Un document synthétique de l’URSSAF, réalisé au 31/10/2013 confirme de nombreuses dispositions à ce sujet. 

Rappelons à ce sujet, que le bénéfice de la déduction forfaitaire spécifique est lié à l'activité professionnelle du salarié et non à l'activité générale de l'entreprise.

Par exemple, dans une entreprise relevant du bâtiment et des travaux publics, la pratique de la déduction pour frais ne sera autorisée que pour les ouvriers travaillant sur les chantiers et non au personnel administratif. 

Textes de référence:

  • Arrêté du 20 décembre 2002 relatif aux frais professionnels déductibles pour le calcul des cotisations de Sécurité sociale.
  • Lettre circulaire du 7 janvier 2003
  • Lettre circulaire n°2005-077 du 3 mai 2005
  • Arrêté du 25 juillet 2005 modifiant l’arrêté du 20 décembre 2002

Extrait de la publication URSSAF:

Rappel des conditions de mise en oeuvre de la DFS :

L’employeur doit respecter :

° le champ des professions concernées déterminé sur la base des interprétations ayant fait l’objet d’une décision de la direction de la législation fiscale ou de la direction de la sécurité sociale avant le 1er janvier 2001,

° les taux de déductions tels qu’ils étaient fixés en matière fiscale au 31 décembre 2000 (article 5 de l’annexe IV du CGI),

° la limite de 7 600 euros par année civile,

° l’absence de refus exprès du salarié ou de ses représentants : dans ce cadre, les modalités de consultation préalable des salariés ou des représentants visées par la circulaire (accord collectif, accord du comité d’entreprise ou des délégués du personnel, procédure de consultation du salarié) doivent être respectées,

° la date limite d’exercice de l’option qui peut intervenir au plus tard lors de l’établissement de la DADS,

° la règle du non cumul de cette déduction avec l’exclusion de l’assiette des cotisations des sommes versées à titre de remboursement de frais professionnels sauf dans les cas limitativement prévus au paragraphe 4.3 de la circulaire du 7 janvier 2003.

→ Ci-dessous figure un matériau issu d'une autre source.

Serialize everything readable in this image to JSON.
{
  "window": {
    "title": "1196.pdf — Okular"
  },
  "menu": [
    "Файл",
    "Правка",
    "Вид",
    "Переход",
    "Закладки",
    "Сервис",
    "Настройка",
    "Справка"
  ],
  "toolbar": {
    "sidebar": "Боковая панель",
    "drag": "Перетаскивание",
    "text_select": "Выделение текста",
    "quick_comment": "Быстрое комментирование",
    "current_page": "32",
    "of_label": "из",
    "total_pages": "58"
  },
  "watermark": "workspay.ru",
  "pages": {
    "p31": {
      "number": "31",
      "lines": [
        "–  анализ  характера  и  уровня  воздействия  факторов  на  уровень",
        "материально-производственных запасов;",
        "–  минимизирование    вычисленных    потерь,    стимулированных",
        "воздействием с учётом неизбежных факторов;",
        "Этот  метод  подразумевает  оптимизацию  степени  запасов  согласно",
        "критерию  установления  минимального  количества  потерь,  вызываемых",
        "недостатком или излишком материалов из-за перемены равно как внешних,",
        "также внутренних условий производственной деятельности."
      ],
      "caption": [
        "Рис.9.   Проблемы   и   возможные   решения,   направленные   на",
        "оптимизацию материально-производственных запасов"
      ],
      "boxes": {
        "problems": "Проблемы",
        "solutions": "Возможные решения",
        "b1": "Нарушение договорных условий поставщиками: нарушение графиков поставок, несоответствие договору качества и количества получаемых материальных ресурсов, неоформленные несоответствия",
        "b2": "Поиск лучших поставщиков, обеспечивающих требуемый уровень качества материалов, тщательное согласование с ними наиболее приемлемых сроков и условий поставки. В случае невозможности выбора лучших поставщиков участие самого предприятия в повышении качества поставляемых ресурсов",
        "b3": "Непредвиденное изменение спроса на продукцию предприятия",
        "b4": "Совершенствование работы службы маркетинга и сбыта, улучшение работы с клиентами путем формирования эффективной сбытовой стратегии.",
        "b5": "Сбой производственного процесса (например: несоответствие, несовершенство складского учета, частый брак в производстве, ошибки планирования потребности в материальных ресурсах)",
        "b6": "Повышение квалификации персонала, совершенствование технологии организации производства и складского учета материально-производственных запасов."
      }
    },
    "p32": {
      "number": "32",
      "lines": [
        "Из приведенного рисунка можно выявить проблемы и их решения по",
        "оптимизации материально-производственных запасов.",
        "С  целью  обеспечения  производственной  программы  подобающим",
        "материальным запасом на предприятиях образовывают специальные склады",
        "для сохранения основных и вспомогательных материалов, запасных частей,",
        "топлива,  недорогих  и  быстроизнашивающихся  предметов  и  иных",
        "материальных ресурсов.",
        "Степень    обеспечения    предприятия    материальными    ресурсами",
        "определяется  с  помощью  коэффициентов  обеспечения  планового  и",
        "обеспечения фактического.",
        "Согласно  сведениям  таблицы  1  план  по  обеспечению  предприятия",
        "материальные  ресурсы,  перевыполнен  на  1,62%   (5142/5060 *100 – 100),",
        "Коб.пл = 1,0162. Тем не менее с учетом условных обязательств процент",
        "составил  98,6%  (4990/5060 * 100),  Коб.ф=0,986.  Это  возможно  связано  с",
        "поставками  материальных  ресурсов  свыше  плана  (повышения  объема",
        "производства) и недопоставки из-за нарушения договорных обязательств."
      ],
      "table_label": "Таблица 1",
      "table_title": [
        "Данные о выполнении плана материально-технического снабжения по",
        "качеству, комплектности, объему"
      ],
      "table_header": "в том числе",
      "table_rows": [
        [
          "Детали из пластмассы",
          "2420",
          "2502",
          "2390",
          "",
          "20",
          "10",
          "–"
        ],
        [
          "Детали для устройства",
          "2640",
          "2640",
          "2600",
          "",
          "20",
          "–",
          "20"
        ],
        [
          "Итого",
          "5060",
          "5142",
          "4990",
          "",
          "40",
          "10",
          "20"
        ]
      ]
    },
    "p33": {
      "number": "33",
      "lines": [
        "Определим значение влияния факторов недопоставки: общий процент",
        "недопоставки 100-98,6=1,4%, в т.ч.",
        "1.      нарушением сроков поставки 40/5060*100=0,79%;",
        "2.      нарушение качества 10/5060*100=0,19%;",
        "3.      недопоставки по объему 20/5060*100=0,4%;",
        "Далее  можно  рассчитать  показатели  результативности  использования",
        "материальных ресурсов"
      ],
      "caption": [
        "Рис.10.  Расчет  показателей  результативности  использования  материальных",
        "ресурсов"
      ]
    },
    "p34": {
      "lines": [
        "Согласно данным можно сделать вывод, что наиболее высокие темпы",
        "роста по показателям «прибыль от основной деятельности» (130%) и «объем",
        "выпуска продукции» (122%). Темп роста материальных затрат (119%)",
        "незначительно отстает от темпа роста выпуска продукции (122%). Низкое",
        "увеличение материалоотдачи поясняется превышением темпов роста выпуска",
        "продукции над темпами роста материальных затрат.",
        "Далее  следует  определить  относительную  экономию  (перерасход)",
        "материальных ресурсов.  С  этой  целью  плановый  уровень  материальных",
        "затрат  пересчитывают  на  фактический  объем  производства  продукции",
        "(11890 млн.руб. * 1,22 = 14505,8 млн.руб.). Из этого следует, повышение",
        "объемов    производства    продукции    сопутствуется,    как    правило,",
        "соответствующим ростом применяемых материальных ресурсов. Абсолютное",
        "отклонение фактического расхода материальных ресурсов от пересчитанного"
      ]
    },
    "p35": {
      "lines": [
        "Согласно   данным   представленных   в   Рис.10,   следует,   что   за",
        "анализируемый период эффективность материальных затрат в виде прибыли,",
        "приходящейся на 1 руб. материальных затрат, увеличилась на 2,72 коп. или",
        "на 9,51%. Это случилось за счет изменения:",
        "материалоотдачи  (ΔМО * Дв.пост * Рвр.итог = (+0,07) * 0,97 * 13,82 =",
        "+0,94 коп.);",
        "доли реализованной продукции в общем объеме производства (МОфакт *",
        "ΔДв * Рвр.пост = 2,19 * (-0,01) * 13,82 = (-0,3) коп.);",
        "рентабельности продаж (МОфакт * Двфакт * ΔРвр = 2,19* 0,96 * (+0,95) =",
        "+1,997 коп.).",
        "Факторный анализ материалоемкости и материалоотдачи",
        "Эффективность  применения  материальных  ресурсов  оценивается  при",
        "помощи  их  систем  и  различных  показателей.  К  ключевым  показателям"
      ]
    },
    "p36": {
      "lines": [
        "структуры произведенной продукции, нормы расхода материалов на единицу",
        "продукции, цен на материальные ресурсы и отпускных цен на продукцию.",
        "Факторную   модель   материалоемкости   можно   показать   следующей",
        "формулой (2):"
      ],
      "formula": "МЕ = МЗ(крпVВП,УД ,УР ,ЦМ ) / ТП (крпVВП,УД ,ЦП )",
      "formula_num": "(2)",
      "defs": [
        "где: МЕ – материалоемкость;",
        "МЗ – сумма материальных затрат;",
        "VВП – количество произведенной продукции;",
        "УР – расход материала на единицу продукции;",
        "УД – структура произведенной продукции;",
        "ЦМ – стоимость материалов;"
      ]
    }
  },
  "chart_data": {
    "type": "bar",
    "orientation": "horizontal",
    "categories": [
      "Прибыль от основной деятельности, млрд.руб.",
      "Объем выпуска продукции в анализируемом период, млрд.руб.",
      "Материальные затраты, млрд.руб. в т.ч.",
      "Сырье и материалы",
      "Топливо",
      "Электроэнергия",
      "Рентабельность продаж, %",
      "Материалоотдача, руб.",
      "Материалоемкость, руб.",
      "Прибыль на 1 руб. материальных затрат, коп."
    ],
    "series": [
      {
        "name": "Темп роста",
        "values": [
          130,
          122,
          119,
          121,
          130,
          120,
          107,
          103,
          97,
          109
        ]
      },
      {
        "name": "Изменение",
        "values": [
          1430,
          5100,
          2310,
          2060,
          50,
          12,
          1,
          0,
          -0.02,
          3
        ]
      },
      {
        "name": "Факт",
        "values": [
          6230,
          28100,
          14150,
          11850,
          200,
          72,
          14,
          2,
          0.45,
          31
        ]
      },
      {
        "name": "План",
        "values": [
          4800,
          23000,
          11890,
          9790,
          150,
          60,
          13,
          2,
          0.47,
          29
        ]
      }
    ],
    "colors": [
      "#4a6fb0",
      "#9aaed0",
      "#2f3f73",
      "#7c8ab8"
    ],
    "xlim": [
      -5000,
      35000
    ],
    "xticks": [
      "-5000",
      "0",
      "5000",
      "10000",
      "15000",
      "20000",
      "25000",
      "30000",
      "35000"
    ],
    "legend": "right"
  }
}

Pour certaines catégories de salariés, les employeurs sont autorisés à appliquer à la base de calcul des cotisations de Sécurité Sociale et des contributions d’assurance chômage et d’AGS une déduction forfaitaire spécifique pour frais professionnels, dans la limite d'un plafond annuel de 7600 euros.

Peuvent notamment bénéficier de la déduction forfaitaire spécifique les journalistes, les VRP ou les artistes. Pour les journalistes, la déduction forfaitaire spécifique ne s’applique pas aux contributions d’assurance chômage et à la cotisation AGS. Elles sont donc calculées sur l’ensemble de la rémunération versée. Dans le cas où le montant de la rémunération est supérieur 4 fois le plafond de la sécurité sociale, les cotisations et contributions d’assurance chômage et d’AGS ne sont pas dues pour la fraction qui excède ce plafond.  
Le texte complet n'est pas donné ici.